Sunday, October 26, 2014

Back & better than ever

This semester, for the first time in a number of years, I put Merchant of Venice back on the syllabus for my Shakespeare class. Now, I love the play, but I'd taken it out for a bunch of pedagogical reasons that boiled down to my feeling I didn't have enough time to deal with all the issues it raised.

This time I moved it later in the syllabus and I decided I was going to give it three class periods instead of two. Those were both excellent ideas: for the first time, I can say my classes on that play rocked: there was close to 100% student involvement and I overheard a few students excitedly agreeing that this was their favorite play so far.

But as important as my course-design improvements surely were, I also think that I brought some new thing to the class myself.

First is simply freshness.

I almost literally cannot re-read every play every year (even beyond the fact that I often don't have the time to do so): my eye skips down the page; my mind disengages; I know the words so well I can't absorb what they mean. So I don't re-read every play every time I teach it, and I don't feel bad about that. Still, it's undeniable that reading something for the first time in a while means I usually teach it better. At a minimum, the time away means I'm more excited by the text. Usually, it also means I've had a few new thoughts about it.

Second is the fact that in the intervening years I've written an article on the play.

I've long since gotten over any sense of fraudulence as a teacher of Shakespeare: I know the period well; I've taught Shakespeare every semester for nine years; I've been attending to Shakespearean scholarship for nearly as long. But even though my teaching frequently draws upon books I've read or conference papers I've heard, there's a difference when the material is something I'm grappling with, too, or about which I have intellectual investments.

And since my research touched on exactly the things my students most wanted to know, the anxieties, discomforts, and presumptions they brought to the play didn't sideline the text. Not only do I now know rather a lot about Jews in early modern Europe, the various contradictory fantasies about Jews held by Renaissance Christians, and how scholars over the past 30 years have used that information to interpret the play--but I can distill that information efficiently so it fuels a real discussion about what Shakespeare wrote.

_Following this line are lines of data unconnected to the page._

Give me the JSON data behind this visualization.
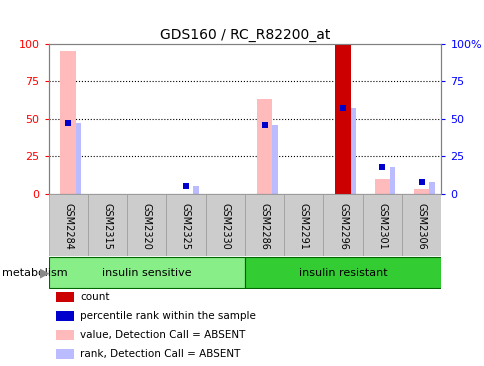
{
  "title": "GDS160 / RC_R82200_at",
  "samples": [
    "GSM2284",
    "GSM2315",
    "GSM2320",
    "GSM2325",
    "GSM2330",
    "GSM2286",
    "GSM2291",
    "GSM2296",
    "GSM2301",
    "GSM2306"
  ],
  "groups": [
    {
      "label": "insulin sensitive",
      "color": "#88ee88",
      "start": 0,
      "end": 5
    },
    {
      "label": "insulin resistant",
      "color": "#33cc33",
      "start": 5,
      "end": 10
    }
  ],
  "group_label": "metabolism",
  "pink_values": [
    95,
    0,
    0,
    0,
    0,
    63,
    0,
    99,
    10,
    3
  ],
  "blue_rank_values": [
    47,
    0,
    0,
    5,
    0,
    46,
    0,
    57,
    18,
    8
  ],
  "red_count_values": [
    0,
    0,
    0,
    0,
    0,
    0,
    0,
    99,
    0,
    0
  ],
  "blue_sq_values": [
    47,
    0,
    0,
    5,
    0,
    46,
    0,
    57,
    18,
    8
  ],
  "ylim": [
    0,
    100
  ],
  "yticks": [
    0,
    25,
    50,
    75,
    100
  ],
  "ytick_labels_left": [
    "0",
    "25",
    "50",
    "75",
    "100"
  ],
  "ytick_labels_right": [
    "0",
    "25",
    "50",
    "75",
    "100%"
  ],
  "dotted_lines": [
    25,
    50,
    75
  ],
  "pink_color": "#ffbbbb",
  "blue_color": "#bbbbff",
  "red_color": "#cc0000",
  "legend_items": [
    {
      "color": "#cc0000",
      "label": "count"
    },
    {
      "color": "#0000cc",
      "label": "percentile rank within the sample"
    },
    {
      "color": "#ffbbbb",
      "label": "value, Detection Call = ABSENT"
    },
    {
      "color": "#bbbbff",
      "label": "rank, Detection Call = ABSENT"
    }
  ],
  "background_color": "#ffffff",
  "plot_bg": "#ffffff",
  "ticklabel_bg": "#cccccc"
}
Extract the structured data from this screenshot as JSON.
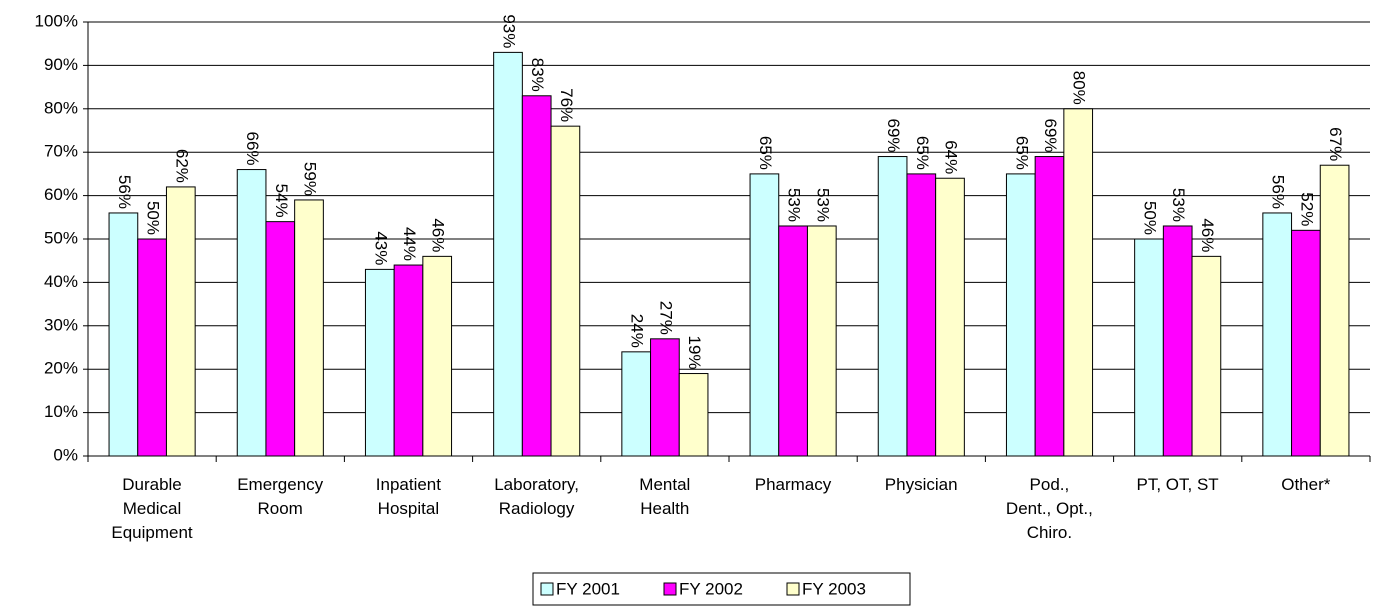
{
  "chart_data": {
    "type": "bar",
    "categories": [
      "Durable\nMedical\nEquipment",
      "Emergency\nRoom",
      "Inpatient\nHospital",
      "Laboratory,\nRadiology",
      "Mental\nHealth",
      "Pharmacy",
      "Physician",
      "Pod.,\nDent., Opt.,\nChiro.",
      "PT, OT, ST",
      "Other*"
    ],
    "series": [
      {
        "name": "FY 2001",
        "color": "#ccffff",
        "values": [
          56,
          66,
          43,
          93,
          24,
          65,
          69,
          65,
          50,
          56
        ],
        "value_labels": [
          "56%",
          "66%",
          "43%",
          "93%",
          "24%",
          "65%",
          "69%",
          "65%",
          "50%",
          "56%"
        ]
      },
      {
        "name": "FY 2002",
        "color": "#ff00ff",
        "values": [
          50,
          54,
          44,
          83,
          27,
          53,
          65,
          69,
          53,
          52
        ],
        "value_labels": [
          "50%",
          "54%",
          "44%",
          "83%",
          "27%",
          "53%",
          "65%",
          "69%",
          "53%",
          "52%"
        ]
      },
      {
        "name": "FY 2003",
        "color": "#ffffcc",
        "values": [
          62,
          59,
          46,
          76,
          19,
          53,
          64,
          80,
          46,
          67
        ],
        "value_labels": [
          "62%",
          "59%",
          "46%",
          "76%",
          "19%",
          "53%",
          "64%",
          "80%",
          "46%",
          "67%"
        ]
      }
    ],
    "ylim": [
      0,
      100
    ],
    "yticks": [
      {
        "value": 0,
        "label": "0%"
      },
      {
        "value": 10,
        "label": "10%"
      },
      {
        "value": 20,
        "label": "20%"
      },
      {
        "value": 30,
        "label": "30%"
      },
      {
        "value": 40,
        "label": "40%"
      },
      {
        "value": 50,
        "label": "50%"
      },
      {
        "value": 60,
        "label": "60%"
      },
      {
        "value": 70,
        "label": "70%"
      },
      {
        "value": 80,
        "label": "80%"
      },
      {
        "value": 90,
        "label": "90%"
      },
      {
        "value": 100,
        "label": "100%"
      }
    ],
    "grid": true,
    "legend": "bottom"
  }
}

And that, my friends, is why research isn't inimical to teaching. And why everyone needs a damn sabbatical now and again.


What Now? said...

I too am teaching Merchant of Venice again, although in my case it's been over a dozen years since I last taught it. I'm going to go look up your article as part of my preparation!

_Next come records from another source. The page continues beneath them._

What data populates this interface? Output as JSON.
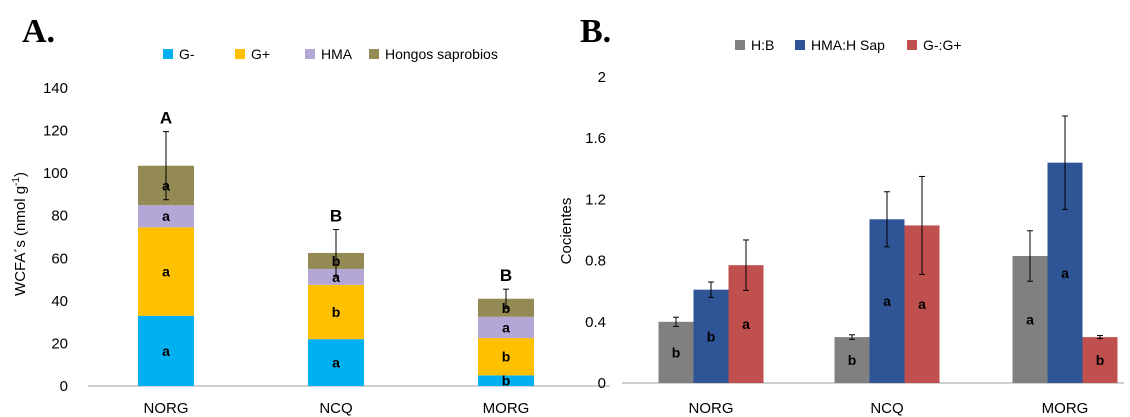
{
  "chart_data": [
    {
      "type": "bar",
      "stacked": true,
      "panel_label": "A.",
      "title": "",
      "ylabel": "WCFA´s (nmol g-1)",
      "ylabel_main": "WCFA´s (nmol g",
      "ylabel_sup": "-1",
      "ylabel_end": ")",
      "xlabel": "",
      "ylim": [
        0,
        140
      ],
      "yticks": [
        0,
        20,
        40,
        60,
        80,
        100,
        120,
        140
      ],
      "categories": [
        "NORG",
        "NCQ",
        "MORG"
      ],
      "legend_position": "top",
      "grid": false,
      "series": [
        {
          "name": "G-",
          "color": "#00b0f0",
          "values": [
            33,
            22,
            5
          ],
          "labels": [
            "a",
            "a",
            "b"
          ]
        },
        {
          "name": "G+",
          "color": "#ffc000",
          "values": [
            41.5,
            25.5,
            17.5
          ],
          "labels": [
            "a",
            "b",
            "b"
          ]
        },
        {
          "name": "HMA",
          "color": "#b4a7d6",
          "values": [
            10.5,
            7.5,
            10
          ],
          "labels": [
            "a",
            "a",
            "a"
          ]
        },
        {
          "name": "Hongos saprobios",
          "color": "#948a54",
          "values": [
            18.5,
            7.5,
            8.5
          ],
          "labels": [
            "a",
            "b",
            "b"
          ]
        }
      ],
      "totals": [
        103.5,
        62.5,
        41
      ],
      "total_errors": [
        16,
        11,
        4.5
      ],
      "group_letters": [
        "A",
        "B",
        "B"
      ]
    },
    {
      "type": "bar",
      "stacked": false,
      "panel_label": "B.",
      "title": "",
      "ylabel": "Cocientes",
      "xlabel": "",
      "ylim": [
        0,
        2
      ],
      "yticks": [
        "0",
        "0.4",
        "0.8",
        "1.2",
        "1.6",
        "2"
      ],
      "categories": [
        "NORG",
        "NCQ",
        "MORG"
      ],
      "legend_position": "top",
      "grid": false,
      "series": [
        {
          "name": "H:B",
          "color": "#808080",
          "values": [
            0.4,
            0.3,
            0.83
          ],
          "errors": [
            0.03,
            0.015,
            0.165
          ],
          "labels": [
            "b",
            "b",
            "a"
          ]
        },
        {
          "name": "HMA:H Sap",
          "color": "#2f5597",
          "values": [
            0.61,
            1.07,
            1.44
          ],
          "errors": [
            0.05,
            0.18,
            0.305
          ],
          "labels": [
            "b",
            "a",
            "a"
          ]
        },
        {
          "name": "G-:G+",
          "color": "#c0504d",
          "values": [
            0.77,
            1.03,
            0.3
          ],
          "errors": [
            0.165,
            0.32,
            0.01
          ],
          "labels": [
            "a",
            "a",
            "b"
          ]
        }
      ]
    }
  ]
}
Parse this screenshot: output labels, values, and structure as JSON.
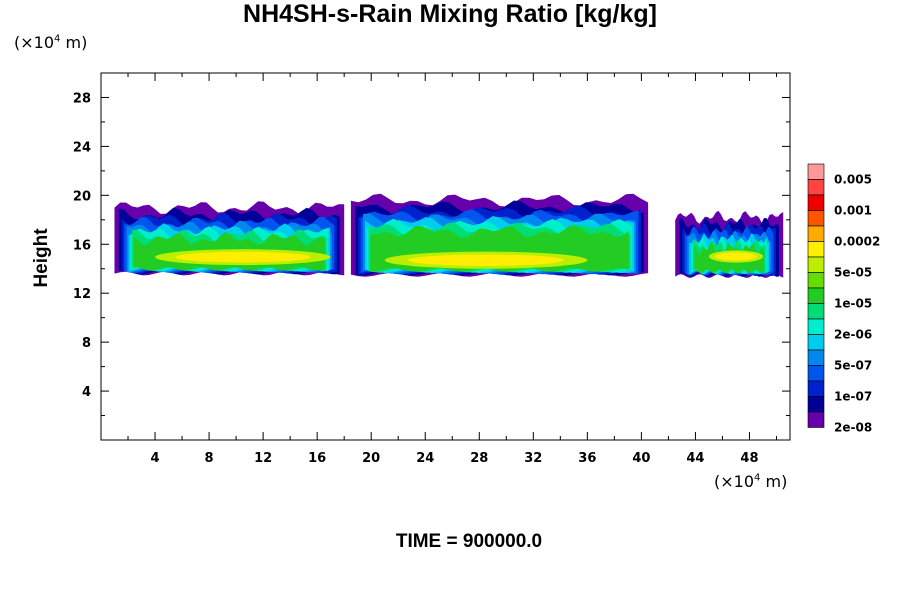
{
  "chart_data": {
    "type": "heatmap",
    "title": "NH4SH-s-Rain Mixing Ratio [kg/kg]",
    "ylabel": "Height",
    "x_unit": "(×10⁴ m)",
    "y_unit": "(×10⁴ m)",
    "xlim": [
      0,
      51
    ],
    "ylim": [
      0,
      30
    ],
    "x_ticks": [
      4,
      8,
      12,
      16,
      20,
      24,
      28,
      32,
      36,
      40,
      44,
      48
    ],
    "y_ticks": [
      4,
      8,
      12,
      16,
      20,
      24,
      28
    ],
    "colorbar": {
      "labels": [
        "0.005",
        "0.001",
        "0.0002",
        "5e-05",
        "1e-05",
        "2e-06",
        "5e-07",
        "1e-07",
        "2e-08"
      ],
      "colors": [
        "#ff9999",
        "#ff4444",
        "#ee0000",
        "#ff5500",
        "#ffaa00",
        "#ffee00",
        "#bbee00",
        "#66dd00",
        "#22cc22",
        "#00dd77",
        "#00eecc",
        "#00ccee",
        "#0088ee",
        "#0055ee",
        "#0022cc",
        "#000099",
        "#6600aa"
      ]
    },
    "clouds": [
      {
        "x_start": 1.0,
        "x_end": 18.0,
        "y_bottom": 13.6,
        "y_top": 19.0,
        "core_x": [
          4,
          17
        ],
        "core_y": [
          14.3,
          15.6
        ]
      },
      {
        "x_start": 18.5,
        "x_end": 40.5,
        "y_bottom": 13.5,
        "y_top": 19.6,
        "core_x": [
          21,
          36
        ],
        "core_y": [
          14.0,
          15.4
        ]
      },
      {
        "x_start": 42.5,
        "x_end": 50.5,
        "y_bottom": 13.4,
        "y_top": 18.2,
        "core_x": [
          45,
          49
        ],
        "core_y": [
          14.5,
          15.5
        ]
      }
    ]
  },
  "time_label": "TIME = 900000.0"
}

Fie upon this quiet life! said...

I'm teaching Merchant right now, too -- though to freshmen writing students. Long story. Anyway, it's been a while since I taught it, too, and I'm really enjoying it. Next week, I start teaching As You Like It to my Senior Seninar. I have only taught that once, maybe 8 years ago. I'm looking forward to that. And then I'll also start Two Gentlemen of Verona with Humanities the following week. I've mever taught TGoV. So that will be interesting.

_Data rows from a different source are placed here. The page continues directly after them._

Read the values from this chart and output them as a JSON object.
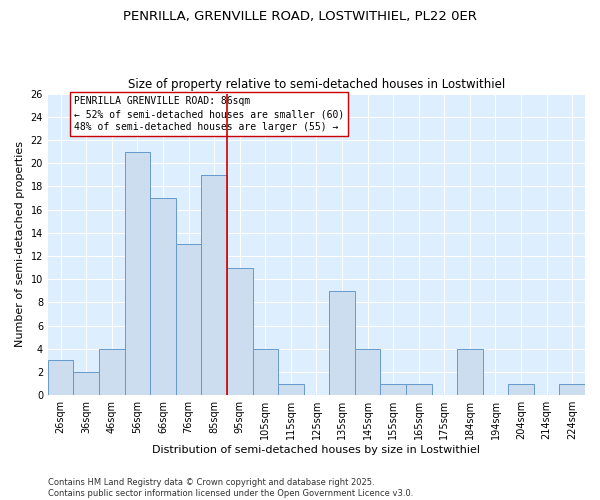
{
  "title_line1": "PENRILLA, GRENVILLE ROAD, LOSTWITHIEL, PL22 0ER",
  "title_line2": "Size of property relative to semi-detached houses in Lostwithiel",
  "xlabel": "Distribution of semi-detached houses by size in Lostwithiel",
  "ylabel": "Number of semi-detached properties",
  "bins": [
    "26sqm",
    "36sqm",
    "46sqm",
    "56sqm",
    "66sqm",
    "76sqm",
    "85sqm",
    "95sqm",
    "105sqm",
    "115sqm",
    "125sqm",
    "135sqm",
    "145sqm",
    "155sqm",
    "165sqm",
    "175sqm",
    "184sqm",
    "194sqm",
    "204sqm",
    "214sqm",
    "224sqm"
  ],
  "values": [
    3,
    2,
    4,
    21,
    17,
    13,
    19,
    11,
    4,
    1,
    0,
    9,
    4,
    1,
    1,
    0,
    4,
    0,
    1,
    0,
    1
  ],
  "bar_color": "#ccddf0",
  "bar_edge_color": "#6699cc",
  "red_line_x": 6.5,
  "annotation_line1": "PENRILLA GRENVILLE ROAD: 86sqm",
  "annotation_line2": "← 52% of semi-detached houses are smaller (60)",
  "annotation_line3": "48% of semi-detached houses are larger (55) →",
  "red_line_color": "#cc0000",
  "ylim": [
    0,
    26
  ],
  "yticks": [
    0,
    2,
    4,
    6,
    8,
    10,
    12,
    14,
    16,
    18,
    20,
    22,
    24,
    26
  ],
  "background_color": "#ddeeff",
  "plot_bg_color": "#ddeeff",
  "footer_text": "Contains HM Land Registry data © Crown copyright and database right 2025.\nContains public sector information licensed under the Open Government Licence v3.0.",
  "title_fontsize": 9.5,
  "subtitle_fontsize": 8.5,
  "axis_label_fontsize": 8,
  "tick_fontsize": 7,
  "annotation_fontsize": 7,
  "footer_fontsize": 6
}
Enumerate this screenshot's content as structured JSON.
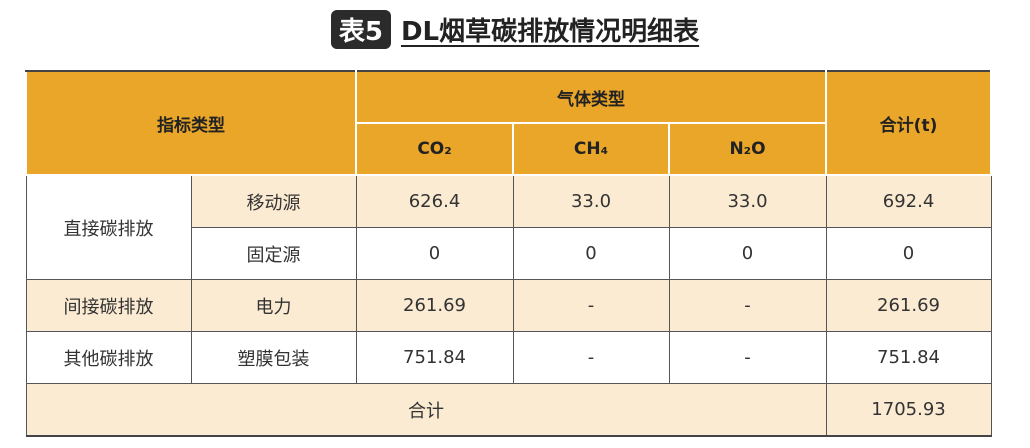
{
  "header": {
    "badge": "表5",
    "title": "DL烟草碳排放情况明细表"
  },
  "table": {
    "columns": {
      "indicator": "指标类型",
      "gas_group": "气体类型",
      "gases": [
        "CO₂",
        "CH₄",
        "N₂O"
      ],
      "total": "合计(t)"
    },
    "groups": [
      {
        "label": "直接碳排放",
        "rows": [
          {
            "item": "移动源",
            "values": [
              "626.4",
              "33.0",
              "33.0"
            ],
            "total": "692.4"
          },
          {
            "item": "固定源",
            "values": [
              "0",
              "0",
              "0"
            ],
            "total": "0"
          }
        ]
      },
      {
        "label": "间接碳排放",
        "rows": [
          {
            "item": "电力",
            "values": [
              "261.69",
              "-",
              "-"
            ],
            "total": "261.69"
          }
        ]
      },
      {
        "label": "其他碳排放",
        "rows": [
          {
            "item": "塑膜包装",
            "values": [
              "751.84",
              "-",
              "-"
            ],
            "total": "751.84"
          }
        ]
      }
    ],
    "footer": {
      "label": "合计",
      "total": "1705.93"
    }
  }
}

I agree that scholarship on a piece makes a huge difference. I teach the histories better than anything else, I think. But I also think there's an advantage to having Shakespeare every semester. Yes, you might get numbed to the words, but at least you have the time period in front of you at all times. I get to teach Shakespeare once every two years. It's so depressing, and is the opposite extreme of your situation. Everything is fresh because I've had to let go of it, and I have to reread everything every time. It's a huge amount of work. Good work, great work, even, but it upsets me that I have to rediscover my field constantly and/or find ways to slip Shakespeare into the Gen Ed curriculum. It's like a set up for failure.

Bardiac said...

I love that Shakespeare wrote enough plays that you can mix them up, teach plays you really know, and then something you've not taught for ages. We're damned lucky.

Fretful Porpentine said...

Huh, I think THIS is the real reason why I like teaching Early Shakespeare better than Late Shakespeare. Because you can rotate, whereas in the Late Shakespeare class, the Hamlet-Othello-Lear-Macbeth quadrifecta is pretty much obligatory, The Tempest is almost as obligatory, and I won't have a good reason to rotate away from WT until somebody produces a decent film version of Cymbeline or Pericles. It just gets boring.

Susan said...

Nothing significant to add here, but this should be required reading for all those who think we should do nothing but teach.

Comradde PhysioProffe said...

When we read Shakespeare in high school, my favorite was Richard III. Some of my friends and I would spark a fattie and then read aloud. I always wanted to read Richard's part.

Flavia said...


Not yet in print--but happy to send you an MS copy if you like. Given your own religious journey, it might be right up your alley!

Bardiac & Fretful:

Yes, agreed. And since we teach by genre rather than early/late, there are plenty of opportunities for swapping things in and out.


Sure, that's worse. No question.


And it's mutually informing, too--I wouldn't have written on MV if I didn't know it so well from teaching it. Virtuous cycle!


Of course you did.

Comradde PhysioProffe said...

Hahahahaha. Inorite? Your post inspired me to start reading Richard III again, for the first time in about 30 years!